Debutto autoprodotto per questo trio torinese, la cui arma più affilata, tra l’armamentario esibito, risulta l’amore incondizionato per il postrock chicagoano, dove e quando (ormai un ventennio addietro) si preparava la fucina di una buona fetta di quella che sarebbe diventata Storia del suono.
Ottima l’opener “Johnny survival pocket guide”, che, senza troppo baccano, fonde postrock con sani riferimenti ad uno stoner-metal, saturo di cloni certamente, ma stranamente (e meritoriamente) aspecifico.

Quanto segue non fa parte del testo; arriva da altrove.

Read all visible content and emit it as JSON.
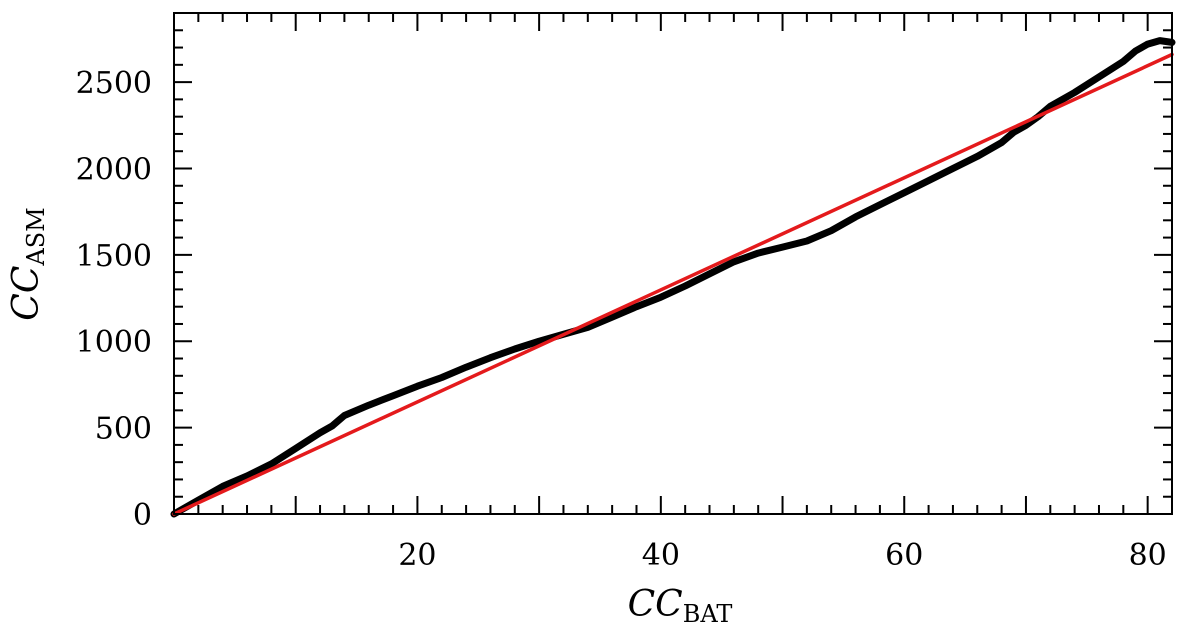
{
  "chart_data": {
    "type": "line",
    "title": "",
    "xlabel_main": "CC",
    "xlabel_sub": "BAT",
    "ylabel_main": "CC",
    "ylabel_sub": "ASM",
    "xlim": [
      0,
      82
    ],
    "ylim": [
      0,
      2900
    ],
    "x_ticks": [
      20,
      40,
      60,
      80
    ],
    "y_ticks": [
      0,
      500,
      1000,
      1500,
      2000,
      2500
    ],
    "grid": false,
    "legend": "none",
    "series": [
      {
        "color": "#000000",
        "style": "data",
        "x": [
          0,
          2,
          4,
          6,
          8,
          10,
          12,
          13,
          13.5,
          14,
          16,
          18,
          20,
          22,
          24,
          26,
          28,
          30,
          32,
          34,
          36,
          38,
          40,
          42,
          44,
          46,
          48,
          50,
          52,
          54,
          56,
          58,
          60,
          62,
          64,
          66,
          68,
          69,
          70,
          71,
          72,
          74,
          76,
          78,
          79,
          80,
          81,
          82
        ],
        "y": [
          0,
          80,
          160,
          220,
          290,
          380,
          470,
          510,
          540,
          570,
          630,
          685,
          740,
          790,
          850,
          905,
          955,
          1000,
          1040,
          1080,
          1140,
          1200,
          1255,
          1320,
          1390,
          1460,
          1510,
          1545,
          1580,
          1640,
          1720,
          1790,
          1860,
          1930,
          2000,
          2070,
          2150,
          2210,
          2250,
          2300,
          2360,
          2440,
          2530,
          2620,
          2680,
          2720,
          2740,
          2730
        ]
      },
      {
        "color": "#e41a1c",
        "style": "fit",
        "x": [
          0,
          82
        ],
        "y": [
          0,
          2660
        ]
      }
    ]
  }
}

Noise-punk preistorico, “Deceptions”, con doppia cassa a segnalare ascendenze heavy, che potrebbe suonare come se dietro gli strumenti ci fossero i D.R.I. in combutta con Dave Lombardo. La riflessività post di “Layers” risulta un esitante interludio post, strategicamente al centro della playlist, prima del monolite di “John Carpenter”, rock’n roll desertico, scuro e disossato, tra matematica e freddi fondali synth.
Il trio dimostra una personalità fuori dal comune, sia nel plasmare materia “scottante”, in quanto soggetta all’usura del tempo, sia nel coniugare ottima tecnica e spinta viscerale. Da tenere d’occhio.